Венский конгресс низложил узурпатора, возмечтавшего с помощью революционных войск, силой втереться в семью законных монархов, и монархи-пигмеи простить ему этого не могли. Подобным же образом обошелся с Гегелем-логиком «Венский кружок», рядом своих декретов объявивший незаконными все завоевания Гегеля в области логики как науки, а самого Гегеля — человеком, не заслуживающим и упоминания в ее истории иначе, как в качестве примера незаконного, антинаучного и противоречащего здравому смыслу толкования ее предмета.
Отношение неопозитивистов к гегелевскому перевороту в понимании самого существа логической науки вполне объяснимо. Гегель когда-то настолько основательно подорвал авторитет и престиж тех явных предрассудков-аксиом, на которых до сих пор держится здание чисто формального понимания мышления и задач его [120] исследования, что это понимание может сохранять свои позиции только при условии полного игнорирования Гегеля и его логики, его понимания мышления.
Сторонники чисто формального направления в логике дружно упрекают Гегеля в том, что он недопустимо расширил рамки предмета логической науки, раздвинул их настолько, что внутри этих рамок оказались вещи, находящиеся вне мышления и благополучно существующие до и совершенно независимо от мышления в точном и строгом смысле этого слова — в смысле одной из психических способностей человеческого индивида.
На первый взгляд этот упрек совершенно справедлив, и Гегель сам подает для него серьезный повод, определяя предмет логики как «божественное мышление», а логику — как «изображение бога, каков он есть в своей вечной сущности до сотворения природы и какого бы то ни было конечного духа»[1]. Естественно, что при таком расширительно-мистическом толковании понятия мышления в сферу этого понятия попадает и весь сотворенный этим богом мир вещей и событий, толкуемый как грандиозное внешнее воплощение творческой силы сверхъестественно-могучего, сверхчеловеческого — «мышления», как его внешняя, наглядно-данная манифестация или «экспликация»…

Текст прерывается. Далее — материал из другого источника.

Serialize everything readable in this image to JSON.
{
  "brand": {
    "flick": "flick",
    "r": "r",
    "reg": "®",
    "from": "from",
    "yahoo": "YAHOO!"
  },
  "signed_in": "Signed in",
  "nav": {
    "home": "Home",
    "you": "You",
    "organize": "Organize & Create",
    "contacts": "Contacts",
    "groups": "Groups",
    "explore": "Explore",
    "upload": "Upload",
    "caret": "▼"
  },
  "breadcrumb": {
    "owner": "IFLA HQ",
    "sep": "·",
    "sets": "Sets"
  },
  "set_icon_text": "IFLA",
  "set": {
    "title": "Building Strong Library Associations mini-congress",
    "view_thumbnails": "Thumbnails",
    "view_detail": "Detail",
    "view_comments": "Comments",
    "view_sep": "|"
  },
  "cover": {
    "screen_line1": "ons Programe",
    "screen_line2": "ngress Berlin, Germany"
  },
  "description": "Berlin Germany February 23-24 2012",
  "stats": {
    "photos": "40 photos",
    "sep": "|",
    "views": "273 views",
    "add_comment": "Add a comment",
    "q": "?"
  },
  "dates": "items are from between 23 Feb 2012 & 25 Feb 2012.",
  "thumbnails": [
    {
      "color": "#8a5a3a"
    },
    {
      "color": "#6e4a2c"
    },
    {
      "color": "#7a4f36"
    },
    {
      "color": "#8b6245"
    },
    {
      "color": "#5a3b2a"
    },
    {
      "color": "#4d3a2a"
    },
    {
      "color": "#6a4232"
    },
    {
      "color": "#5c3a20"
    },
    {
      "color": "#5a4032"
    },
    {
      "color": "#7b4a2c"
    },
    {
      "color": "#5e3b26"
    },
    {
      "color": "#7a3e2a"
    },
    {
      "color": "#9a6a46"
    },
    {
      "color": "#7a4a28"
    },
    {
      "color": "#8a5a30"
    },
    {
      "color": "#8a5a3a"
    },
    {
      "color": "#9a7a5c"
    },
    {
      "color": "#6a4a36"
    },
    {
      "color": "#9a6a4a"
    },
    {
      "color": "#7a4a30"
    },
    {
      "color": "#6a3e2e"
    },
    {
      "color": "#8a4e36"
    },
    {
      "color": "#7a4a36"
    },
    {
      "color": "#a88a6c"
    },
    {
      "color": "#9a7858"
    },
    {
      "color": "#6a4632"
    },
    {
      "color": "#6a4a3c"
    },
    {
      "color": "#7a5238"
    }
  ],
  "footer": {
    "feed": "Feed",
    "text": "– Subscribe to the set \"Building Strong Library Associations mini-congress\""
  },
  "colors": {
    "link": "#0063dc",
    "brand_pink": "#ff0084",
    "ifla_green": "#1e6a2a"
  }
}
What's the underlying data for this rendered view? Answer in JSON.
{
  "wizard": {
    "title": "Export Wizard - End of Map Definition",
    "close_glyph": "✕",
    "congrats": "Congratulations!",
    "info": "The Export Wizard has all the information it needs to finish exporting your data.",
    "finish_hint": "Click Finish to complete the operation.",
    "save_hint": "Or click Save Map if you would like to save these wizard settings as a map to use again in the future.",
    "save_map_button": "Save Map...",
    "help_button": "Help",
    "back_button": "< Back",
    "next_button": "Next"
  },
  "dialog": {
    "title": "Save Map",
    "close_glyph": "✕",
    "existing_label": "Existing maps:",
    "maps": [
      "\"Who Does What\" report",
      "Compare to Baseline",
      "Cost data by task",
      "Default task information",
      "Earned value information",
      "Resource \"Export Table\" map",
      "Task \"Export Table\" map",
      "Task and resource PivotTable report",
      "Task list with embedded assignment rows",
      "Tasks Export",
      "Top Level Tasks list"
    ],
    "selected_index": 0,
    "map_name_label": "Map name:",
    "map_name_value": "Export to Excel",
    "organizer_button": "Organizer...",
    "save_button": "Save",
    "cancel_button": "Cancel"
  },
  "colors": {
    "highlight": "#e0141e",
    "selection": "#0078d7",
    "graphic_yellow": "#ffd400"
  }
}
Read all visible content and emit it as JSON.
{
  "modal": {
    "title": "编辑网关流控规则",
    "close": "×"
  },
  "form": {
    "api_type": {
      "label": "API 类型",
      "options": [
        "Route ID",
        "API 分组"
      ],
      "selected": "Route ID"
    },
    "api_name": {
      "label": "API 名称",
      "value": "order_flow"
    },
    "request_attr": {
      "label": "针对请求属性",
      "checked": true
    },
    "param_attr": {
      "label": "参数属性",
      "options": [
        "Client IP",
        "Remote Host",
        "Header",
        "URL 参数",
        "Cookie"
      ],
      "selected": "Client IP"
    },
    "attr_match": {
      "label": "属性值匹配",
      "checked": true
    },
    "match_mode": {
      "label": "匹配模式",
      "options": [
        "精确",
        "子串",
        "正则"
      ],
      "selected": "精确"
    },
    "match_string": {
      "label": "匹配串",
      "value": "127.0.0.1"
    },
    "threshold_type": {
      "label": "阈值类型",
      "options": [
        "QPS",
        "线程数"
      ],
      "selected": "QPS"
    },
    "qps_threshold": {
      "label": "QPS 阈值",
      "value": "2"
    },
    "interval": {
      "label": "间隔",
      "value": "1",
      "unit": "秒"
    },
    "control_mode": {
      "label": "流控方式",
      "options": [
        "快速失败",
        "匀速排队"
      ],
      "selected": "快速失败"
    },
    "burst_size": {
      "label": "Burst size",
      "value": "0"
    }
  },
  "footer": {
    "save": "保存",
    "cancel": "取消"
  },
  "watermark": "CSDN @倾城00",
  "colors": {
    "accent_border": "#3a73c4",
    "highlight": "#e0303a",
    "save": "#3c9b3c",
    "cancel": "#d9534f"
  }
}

Гегелевские фразы, аналогичные приведенной, всегда служили легкой добычей формальной, т. е. поверхностной, «критики» его концепции — критики, которая сводится к резонированию и ругани по поводу вырванных из контекста высказываний. Такая, с позволения сказать, «критика» имеет единственной целью дискредитацию мыслителя и его идей и не заключает в себе даже намерения разглядеть тот реальный предмет, который на самом-то деле был выражен и обрисован этими явно неадекватными высказываниями. Для подлинной же, конструктивной критики единственно важным должно быть именно это намерение и его исполнение.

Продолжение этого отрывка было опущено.